Signaux du FMI d’une réorientation politique décisive
La deuxième revue complète du FMI met en évidence un changement fondamental dans la position de l’institution financière internationale concernant l’expérimentation Bitcoin du Salvador. Au-delà des négociations sur l’avenir de Chivo, le fonds a mis en avant des indicateurs macroéconomiques solides : la croissance du PIB devrait atteindre environ 4 % pour l’année, tandis que les efforts de consolidation fiscale restent sur la bonne voie. Le cadre budgétaire 2026, selon l’évaluation du FMI, témoigne d’un engagement sincère en faveur de la réduction du déficit couplé à une amélioration des prestations de sécurité sociale. Notamment, le fonds a explicitement demandé que le secteur public salvadorien cesse tous achats volontaires de Bitcoin et réduise systématiquement son implication avec la plateforme Chivo.
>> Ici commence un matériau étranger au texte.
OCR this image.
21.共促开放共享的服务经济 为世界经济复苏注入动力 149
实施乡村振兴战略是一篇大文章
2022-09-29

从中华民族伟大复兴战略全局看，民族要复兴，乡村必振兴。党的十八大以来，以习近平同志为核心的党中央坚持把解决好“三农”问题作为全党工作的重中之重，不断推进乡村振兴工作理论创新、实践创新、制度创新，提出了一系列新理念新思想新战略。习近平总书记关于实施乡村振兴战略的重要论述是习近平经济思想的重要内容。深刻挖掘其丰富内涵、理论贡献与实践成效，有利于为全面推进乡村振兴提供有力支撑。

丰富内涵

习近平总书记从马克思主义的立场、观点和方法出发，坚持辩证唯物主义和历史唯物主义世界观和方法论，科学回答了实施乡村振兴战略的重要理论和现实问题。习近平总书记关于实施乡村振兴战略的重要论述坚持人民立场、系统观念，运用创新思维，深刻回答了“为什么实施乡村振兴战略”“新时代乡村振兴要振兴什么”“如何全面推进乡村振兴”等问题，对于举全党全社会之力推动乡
Stacy Herbert et le défi du Bitcoin Office à l’autorité du FMI
Malgré ces directives formelles, une friction importante est apparue entre les prescriptions du FMI et leur mise en œuvre sur le terrain. Stacy Herbert, une figure éminente de la promotion du Bitcoin et acteur clé du Bitcoin Office du Salvador, est devenue la figure publique de la poursuite de l’accumulation de Bitcoin. Les canaux officiels du gouvernement affirment qu’aucun achat supplémentaire n’a eu lieu ; cependant, Stacy Herbert et le Bitcoin Office ont constamment maintenu que les acquisitions se poursuivent à un rythme accéléré — spécifiquement, environ un Bitcoin par jour. Cette soi-disant frénésie d’achats aurait porté les avoirs totaux en BTC du Salvador à 7 509 pièces fin décembre 2025.
Le fossé de crédibilité croissant
L’écart entre les déclarations officielles et la rhétorique émanant de Stacy Herbert et de ses associés représente une contradiction politique importante. Alors que le gouvernement semble s’aligner sur les exigences du FMI pour suspendre les achats de Bitcoin, des preuves suggèrent qu’une narration alternative se déroule. La persistance de ces messages contradictoires soulève des questions sur la cohérence gouvernementale et la mise en œuvre réelle des accords négociés avec le FMI. Cette impasse met en lumière la tension entre la supervision financière internationale et la détermination d’une nation à maintenir sa stratégie controversée centrée sur le Bitcoin.